Он громко, трубно, на всю пустынную улицу, высморкался. И повторил про себя: «Не плакать!»
IV
Среди давних приятелей Пашиного отца были замминистра торговли и легендарный Маршал Советского Союза, знаменитый тогда генеральный писатель СССР и главный режиссер Малого театра, увенчанный четырьмя Сталинскими премиями и высшим, почетным актерским званием… И многие другие…
Многие звали их в гости. Говорили, что надо познакомить внуков, – у всех внуки были уже в возрасте Пашки…
Внуки! А у него – сын!
Однажды они с отцом все-таки собрались и в воскресенье поехали к какому-то Романову. Он был то ли министром, то ли замом… То ли генпрокурором… Лысый, дородный, хлебосольный… С пышной женой в новой квартире на улице Горького.
Его, тоже позднего, сына (может быть, это и было причиной выбора отца?) – тихого, беленького, болезненного – Павлик плохо запомнил. Так же, как и угощения, на которые все время напирал хозяин дома.
А вот что поразило, ошеломило, привело в какое-то радостное и даже завистливое смятение – так это настоящая, со станциями, составами, туннелями, переводом стрелок, многочисленными колеями и управлением скорости, железная дорога! Она с трудом умещалась в огромной гостиной.
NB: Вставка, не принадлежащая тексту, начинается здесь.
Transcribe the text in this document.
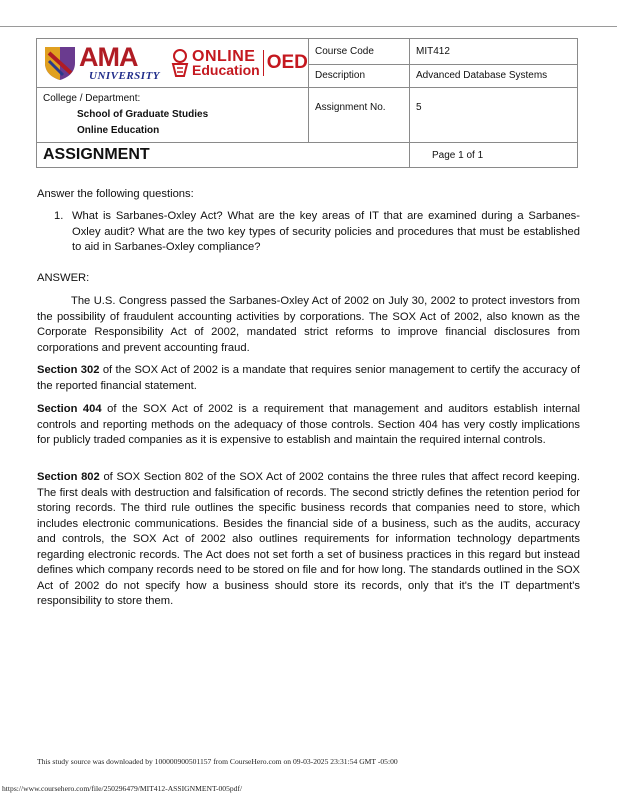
AMA
UNIVERSITY
ONLINE
Education OED	Course Code	MIT412
	Description	Advanced Database Systems

College / Department:
School of Graduate Studies
Online Education	Assignment No.	5
ASSIGNMENT		Page 1 of 1

Answer the following questions:

1. What is Sarbanes-Oxley Act? What are the key areas of IT that are examined during a Sarbanes-Oxley audit? What are the two key types of security policies and procedures that must be established to aid in Sarbanes-Oxley compliance?

ANSWER:

The U.S. Congress passed the Sarbanes-Oxley Act of 2002 on July 30, 2002 to protect investors from the possibility of fraudulent accounting activities by corporations. The SOX Act of 2002, also known as the Corporate Responsibility Act of 2002, mandated strict reforms to improve financial disclosures from corporations and prevent accounting fraud.

Section 302 of the SOX Act of 2002 is a mandate that requires senior management to certify the accuracy of the reported financial statement.

Section 404 of the SOX Act of 2002 is a requirement that management and auditors establish internal controls and reporting methods on the adequacy of those controls. Section 404 has very costly implications for publicly traded companies as it is expensive to establish and maintain the required internal controls.

Section 802 of SOX Section 802 of the SOX Act of 2002 contains the three rules that affect record keeping. The first deals with destruction and falsification of records. The second strictly defines the retention period for storing records. The third rule outlines the specific business records that companies need to store, which includes electronic communications. Besides the financial side of a business, such as the audits, accuracy and controls, the SOX Act of 2002 also outlines requirements for information technology departments regarding electronic records. The Act does not set forth a set of business practices in this regard but instead defines which company records need to be stored on file and for how long. The standards outlined in the SOX Act of 2002 do not specify how a business should store its records, only that it's the IT department's responsibility to store them.

This study source was downloaded by 100000900501157 from CourseHero.com on 09-03-2025 23:31:54 GMT -05:00
https://www.coursehero.com/file/250296479/MIT412-ASSIGNMENT-005pdf/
Вялый романовский сын то ли уже давно наигрался с нею, то ли его вообще ничем нельзя было взволновать в этой жизни, но он только мешал Павлику играть… Запускать поезда навстречу друг другу… В последний момент переводить стрелки – чтобы не было крушения… Смотреть, как состав медленно скрывается в туннеле, а потом нажимать на третью, самую сильную скорость! Состав вылетал оттуда, словно живой, опаздывающий, набирающий скорость на поворотах!..
Пашка раскраснелся, даже вспотел. Рубаха вылезла из-под ремня…
Лыжный новый костюм, в который его нарядила мать, был в этой квартире каким-то нелепым, колючим и вообще грубым… Романовский мальчик, например, был в коротких, явно заграничных брючках с помочами и в лакированных парадных ботиночках. Как у взрослых!
Вдобавок, хотя на улице было еще сравнительно теплое начало декабря, в квартире топили так, что даже отец Паши позволил себе непозволительное – расстегнул крючки под белейшим подворотничком коверкотового френча. Лицо его тоже раскраснелось. Он все чаще посматривал на своего почти обезумевшего сына. И, наконец поднявшись, сказал:
– Ну нам пора собираться! Нас уже, наверно, совсем потеряли… Давай, давай, Павлик! Так, заправим рубашку…
Он в два счета привел сына в божеский вид и так посмотрел на него, что Павлик понял: никаких возражений.
– Да подожди! Я сейчас машину сорганизую. Отвезут вас как миленьких. А то смотри, как мальчонка разгорячился, – еще простуду схватит!
– Ничего, ничего, – улыбнулся Павел Илларионович и посмотрел на сына. – Мы народ закаленный! Правда, Паша?
Он нагнулся и ласково, ободряюще поцеловал Павлика в щеку.
Когда они уже шли по довольно пустынной, ветреной улице, отец вдруг остановился и повернул сына к себе лицом. Павлику показалось, что отец прекрасно понимал, что сейчас творится в его душе. Но тот только жестко тряхнул его за плечи, неторопливо, подчеркнуто аккуратно застегнул доверху его лыжный костюм. Потом так же, почти по-военному, туго-туго пригнал к шее толстый, но не теплый шарф. Застегнул пальто на все пуговицы. Оглядел сына, поправил ушанку, чуть глубже посадив ее на уши…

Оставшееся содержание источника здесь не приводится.